Bizde durum farklı mı? Artık kadınlarımız sözde güzellik eksikliğinden dolayı umutsuzluğa kapılmak yerine estetik cerrahinin nimetlerinden faydalanıyor, tüm yeni diyet trendlerini takip ediyorlar. Şıkır şıkır giyinip gece kulüplerinde, en şık akşam yemeklerinde büyük kadın grupları olarak boy gösteriyorlar. Deneyimlerini her türlü yargılamadan uzak bir ortamda paylaşma, kendilerini güçlü ve ilham verici hissetmelerine yardımcı oluyor. Arkadaşları ile seks hakkında konuşmak sadece içlerini dökmelerini sağlamıyor, aynı zamanda yeni şeyler öğretiyor, seksin ve arzuların normalleşmesine yardımcı oluyor.
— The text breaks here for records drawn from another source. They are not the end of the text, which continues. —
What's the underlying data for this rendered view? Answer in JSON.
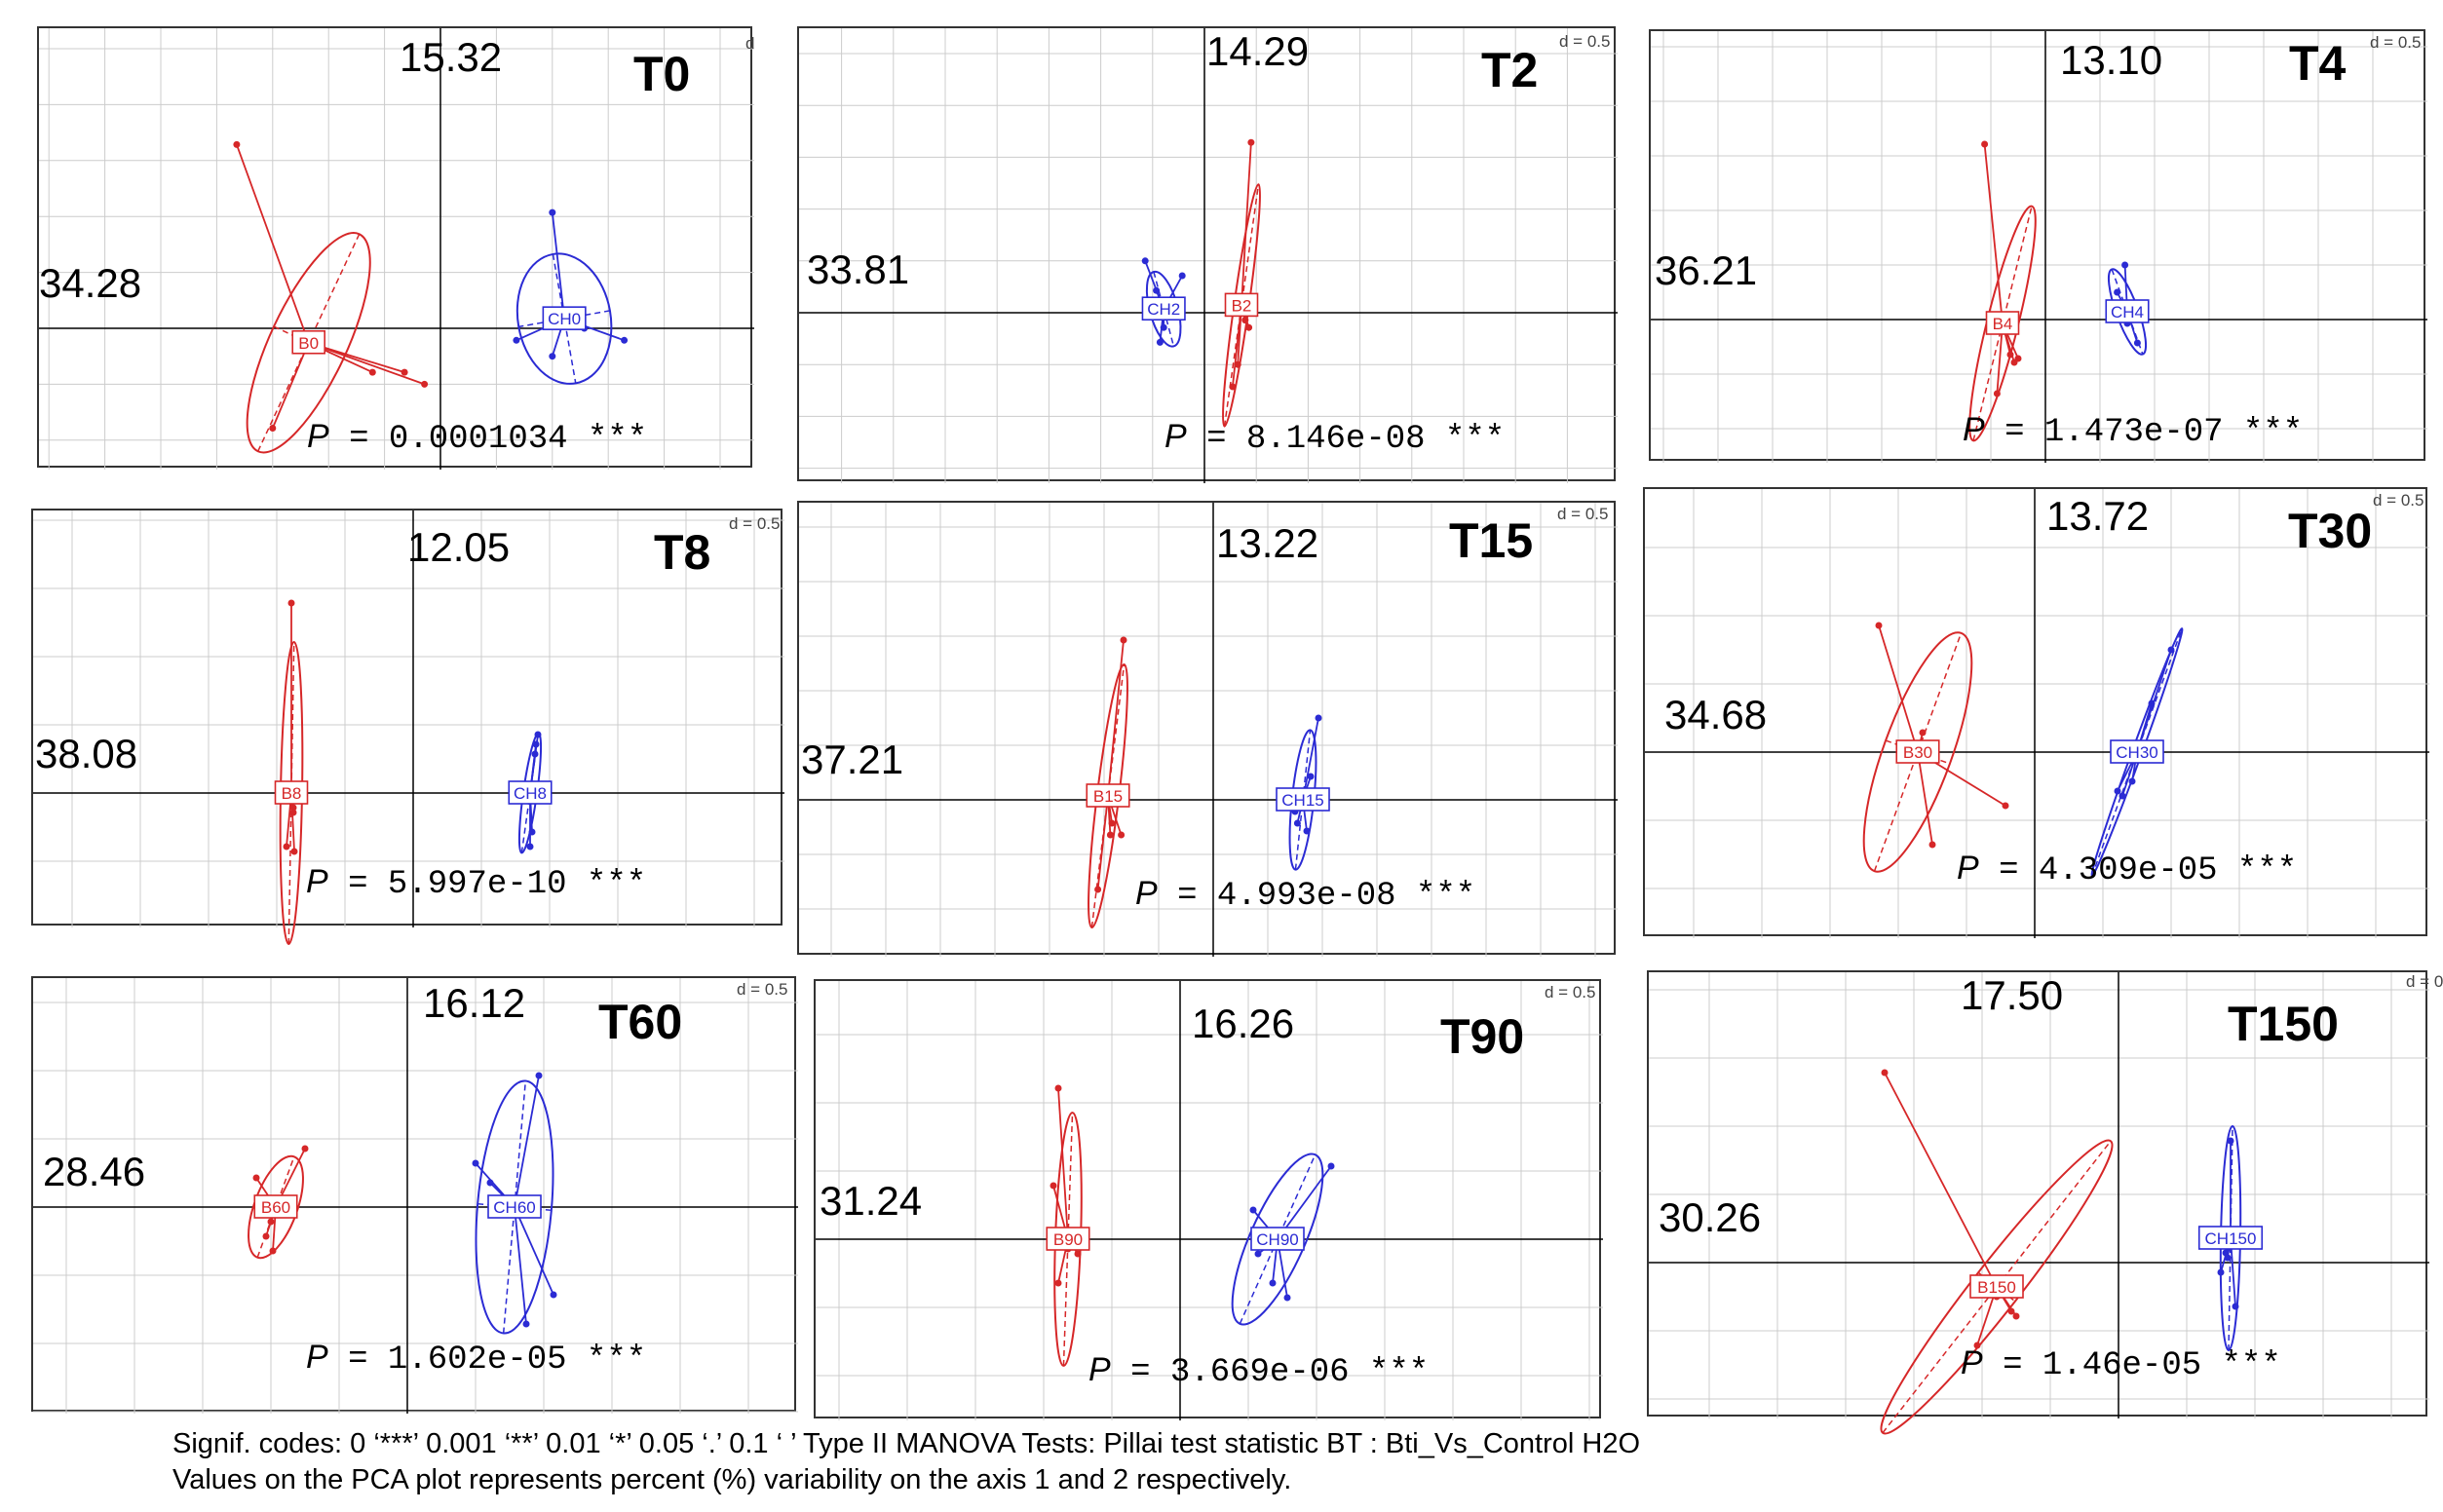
{
  "footer": {
    "line1": "Signif. codes:  0 ‘***’ 0.001 ‘**’ 0.01 ‘*’ 0.05 ‘.’ 0.1 ‘ ’  Type II MANOVA Tests: Pillai test statistic  BT : Bti_Vs_Control H2O",
    "line2": "Values on the PCA plot represents percent (%) variability on the axis 1 and 2 respectively."
  },
  "colors": {
    "B": "#d62728",
    "CH": "#2b2bd4",
    "axis": "#000000",
    "grid": "#cccccc"
  },
  "chart_data": [
    {
      "type": "scatter",
      "title": "T0",
      "axis1": "34.28",
      "axis2": "15.32",
      "scale_label": "d",
      "p_label": "P",
      "p_value": "= 0.0001034 ***",
      "groups": [
        {
          "name": "B0",
          "centroid": [
            -1.65,
            -0.18
          ],
          "points": [
            [
              -2.55,
              2.3
            ],
            [
              -0.85,
              -0.55
            ],
            [
              -0.45,
              -0.55
            ],
            [
              -0.2,
              -0.7
            ],
            [
              -2.1,
              -1.25
            ]
          ],
          "ellipse": {
            "rx": 1.5,
            "ry": 0.48,
            "angle": -65
          }
        },
        {
          "name": "CH0",
          "centroid": [
            1.55,
            0.12
          ],
          "points": [
            [
              1.4,
              1.45
            ],
            [
              1.4,
              -0.35
            ],
            [
              0.95,
              -0.15
            ],
            [
              1.8,
              0.0
            ],
            [
              2.3,
              -0.15
            ]
          ],
          "ellipse": {
            "rx": 0.82,
            "ry": 0.58,
            "angle": 80
          }
        }
      ]
    },
    {
      "type": "scatter",
      "title": "T2",
      "axis1": "33.81",
      "axis2": "14.29",
      "scale_label": "d = 0.5",
      "p_label": "P",
      "p_value": "= 8.146e-08 ***",
      "groups": [
        {
          "name": "B2",
          "centroid": [
            0.5,
            0.1
          ],
          "points": [
            [
              0.63,
              2.3
            ],
            [
              0.55,
              -0.1
            ],
            [
              0.6,
              -0.2
            ],
            [
              0.38,
              -1.0
            ],
            [
              0.45,
              -0.7
            ]
          ],
          "ellipse": {
            "rx": 1.65,
            "ry": 0.1,
            "angle": -82
          }
        },
        {
          "name": "CH2",
          "centroid": [
            -0.55,
            0.05
          ],
          "points": [
            [
              -0.8,
              0.7
            ],
            [
              -0.3,
              0.5
            ],
            [
              -0.55,
              -0.2
            ],
            [
              -0.6,
              -0.4
            ],
            [
              -0.65,
              0.3
            ]
          ],
          "ellipse": {
            "rx": 0.52,
            "ry": 0.19,
            "angle": 75
          }
        }
      ]
    },
    {
      "type": "scatter",
      "title": "T4",
      "axis1": "36.21",
      "axis2": "13.10",
      "scale_label": "d = 0.5",
      "p_label": "P",
      "p_value": "= 1.473e-07 ***",
      "groups": [
        {
          "name": "B4",
          "centroid": [
            -0.55,
            -0.05
          ],
          "points": [
            [
              -0.78,
              2.25
            ],
            [
              -0.45,
              -0.45
            ],
            [
              -0.4,
              -0.55
            ],
            [
              -0.35,
              -0.5
            ],
            [
              -0.62,
              -0.95
            ]
          ],
          "ellipse": {
            "rx": 1.55,
            "ry": 0.2,
            "angle": -76
          }
        },
        {
          "name": "CH4",
          "centroid": [
            1.05,
            0.1
          ],
          "points": [
            [
              1.02,
              0.7
            ],
            [
              0.92,
              0.35
            ],
            [
              1.05,
              -0.05
            ],
            [
              1.18,
              -0.3
            ],
            [
              1.05,
              0.2
            ]
          ],
          "ellipse": {
            "rx": 0.58,
            "ry": 0.14,
            "angle": 70
          }
        }
      ]
    },
    {
      "type": "scatter",
      "title": "T8",
      "axis1": "38.08",
      "axis2": "12.05",
      "scale_label": "d = 0.5",
      "p_label": "P",
      "p_value": "= 5.997e-10 ***",
      "groups": [
        {
          "name": "B8",
          "centroid": [
            -1.25,
            0.0
          ],
          "points": [
            [
              -1.25,
              1.95
            ],
            [
              -1.22,
              -0.6
            ],
            [
              -1.3,
              -0.55
            ],
            [
              -1.23,
              -0.2
            ],
            [
              -1.23,
              -0.15
            ]
          ],
          "ellipse": {
            "rx": 1.55,
            "ry": 0.11,
            "angle": -89
          }
        },
        {
          "name": "CH8",
          "centroid": [
            1.2,
            0.0
          ],
          "points": [
            [
              1.28,
              0.6
            ],
            [
              1.26,
              0.5
            ],
            [
              1.2,
              -0.55
            ],
            [
              1.22,
              -0.4
            ],
            [
              1.25,
              0.4
            ]
          ],
          "ellipse": {
            "rx": 0.62,
            "ry": 0.07,
            "angle": -82
          }
        }
      ]
    },
    {
      "type": "scatter",
      "title": "T15",
      "axis1": "37.21",
      "axis2": "13.22",
      "scale_label": "d = 0.5",
      "p_label": "P",
      "p_value": "= 4.993e-08 ***",
      "groups": [
        {
          "name": "B15",
          "centroid": [
            -1.35,
            0.05
          ],
          "points": [
            [
              -1.15,
              2.05
            ],
            [
              -1.3,
              -0.3
            ],
            [
              -1.32,
              -0.45
            ],
            [
              -1.48,
              -1.15
            ],
            [
              -1.18,
              -0.45
            ]
          ],
          "ellipse": {
            "rx": 1.7,
            "ry": 0.14,
            "angle": -83
          }
        },
        {
          "name": "CH15",
          "centroid": [
            1.15,
            0.0
          ],
          "points": [
            [
              1.35,
              1.05
            ],
            [
              1.2,
              -0.4
            ],
            [
              1.05,
              -0.15
            ],
            [
              1.08,
              -0.3
            ],
            [
              1.25,
              0.3
            ]
          ],
          "ellipse": {
            "rx": 0.9,
            "ry": 0.14,
            "angle": -84
          }
        }
      ]
    },
    {
      "type": "scatter",
      "title": "T30",
      "axis1": "34.68",
      "axis2": "13.72",
      "scale_label": "d = 0.5",
      "p_label": "P",
      "p_value": "= 4.309e-05 ***",
      "groups": [
        {
          "name": "B30",
          "centroid": [
            -1.2,
            0.0
          ],
          "points": [
            [
              -1.6,
              1.3
            ],
            [
              -1.15,
              0.2
            ],
            [
              -1.3,
              0.05
            ],
            [
              -0.3,
              -0.55
            ],
            [
              -1.05,
              -0.95
            ]
          ],
          "ellipse": {
            "rx": 1.3,
            "ry": 0.35,
            "angle": -70
          }
        },
        {
          "name": "CH30",
          "centroid": [
            1.05,
            0.0
          ],
          "points": [
            [
              1.4,
              1.05
            ],
            [
              0.85,
              -0.4
            ],
            [
              0.9,
              -0.45
            ],
            [
              1.0,
              -0.3
            ],
            [
              1.2,
              0.5
            ]
          ],
          "ellipse": {
            "rx": 1.35,
            "ry": 0.05,
            "angle": -70
          }
        }
      ]
    },
    {
      "type": "scatter",
      "title": "T60",
      "axis1": "28.46",
      "axis2": "16.12",
      "scale_label": "d = 0.5",
      "p_label": "P",
      "p_value": "= 1.602e-05 ***",
      "groups": [
        {
          "name": "B60",
          "centroid": [
            -1.35,
            0.0
          ],
          "points": [
            [
              -1.05,
              0.6
            ],
            [
              -1.55,
              0.3
            ],
            [
              -1.4,
              -0.15
            ],
            [
              -1.38,
              -0.45
            ],
            [
              -1.45,
              -0.3
            ]
          ],
          "ellipse": {
            "rx": 0.55,
            "ry": 0.22,
            "angle": -70
          }
        },
        {
          "name": "CH60",
          "centroid": [
            1.1,
            0.0
          ],
          "points": [
            [
              1.35,
              1.35
            ],
            [
              0.7,
              0.45
            ],
            [
              0.85,
              0.25
            ],
            [
              1.5,
              -0.9
            ],
            [
              1.22,
              -1.2
            ]
          ],
          "ellipse": {
            "rx": 1.3,
            "ry": 0.38,
            "angle": -85
          }
        }
      ]
    },
    {
      "type": "scatter",
      "title": "T90",
      "axis1": "31.24",
      "axis2": "16.26",
      "scale_label": "d = 0.5",
      "p_label": "P",
      "p_value": "= 3.669e-06 ***",
      "groups": [
        {
          "name": "B90",
          "centroid": [
            -1.15,
            0.0
          ],
          "points": [
            [
              -1.25,
              1.55
            ],
            [
              -1.25,
              -0.45
            ],
            [
              -1.15,
              -0.1
            ],
            [
              -1.05,
              -0.15
            ],
            [
              -1.3,
              0.55
            ]
          ],
          "ellipse": {
            "rx": 1.3,
            "ry": 0.13,
            "angle": -88
          }
        },
        {
          "name": "CH90",
          "centroid": [
            1.0,
            0.0
          ],
          "points": [
            [
              1.55,
              0.75
            ],
            [
              0.75,
              0.3
            ],
            [
              0.8,
              -0.15
            ],
            [
              0.95,
              -0.45
            ],
            [
              1.1,
              -0.6
            ]
          ],
          "ellipse": {
            "rx": 0.95,
            "ry": 0.28,
            "angle": -66
          }
        }
      ]
    },
    {
      "type": "scatter",
      "title": "T150",
      "axis1": "30.26",
      "axis2": "17.50",
      "scale_label": "d = 0",
      "p_label": "P",
      "p_value": "= 1.46e-05 ***",
      "groups": [
        {
          "name": "B150",
          "centroid": [
            -1.25,
            -0.25
          ],
          "points": [
            [
              -2.4,
              1.95
            ],
            [
              -1.25,
              -0.35
            ],
            [
              -1.1,
              -0.5
            ],
            [
              -1.05,
              -0.55
            ],
            [
              -1.45,
              -0.85
            ]
          ],
          "ellipse": {
            "rx": 1.9,
            "ry": 0.24,
            "angle": -52
          }
        },
        {
          "name": "CH150",
          "centroid": [
            1.15,
            0.25
          ],
          "points": [
            [
              1.15,
              1.25
            ],
            [
              1.05,
              -0.1
            ],
            [
              1.1,
              0.1
            ],
            [
              1.2,
              -0.45
            ],
            [
              1.12,
              0.05
            ]
          ],
          "ellipse": {
            "rx": 1.15,
            "ry": 0.1,
            "angle": -89
          }
        }
      ]
    }
  ]
}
Artık kadınlar cinsellikte eşleriyle eşit olmak istiyor. Kimin cinsel davranışta bulunmaya hakkı olduğunu, kimin bundan zevk almaya hakkı olduğunu ve her bir eşin “yeterince iyi “yi nasıl tanımladığını sorguluyor. Bu haklar şu ana kadar hep erkeklerdeydi, zaten kadınlar da cinsel deneyimlerini eşlerinin (partnerlerinin) memnuniyet düzeyine göre değerlendirme eğilimindeydi. Birçok kadın erkek iyi vakit geçirdiyse kendini de iyi vakit geçirmiş sayıyordu. Oysa şimdi bir nevi “mahremiyette adalet” arayışındalar.
Anna Hathaway bu rolü kabul etmekte haklı. Yepyeni bir 40 yaş kadınını temsil ediyor. Bu kadına evde ve iş yerinde söz sahibi olmak ve eşitlikçi muamele beklemek yetmiyor. Artık özel hayatında da “adalet” talep ediyor. Bir ilişkisi mi olduğu yoksa mutlu bir şekilde bekar mı olduğu önemli değil. En önemli şey kendini kabul ediyor ve onu iyi hissettiren şeyi arıyor.
Şunu da söylemeden geçemeyeceğim bizde tabi kadın erkek ilişkilerinde adaleti sadece istediği TV dizisini izlemek sanan kadın sayısının oldukça fazla olduğu da bir gerçek! En azından burada bir eşitlik sağlandı gibi. Diğeri için bu kesimde bir elli yıla daha ihtiyaç duyulacak gibi görünüyor!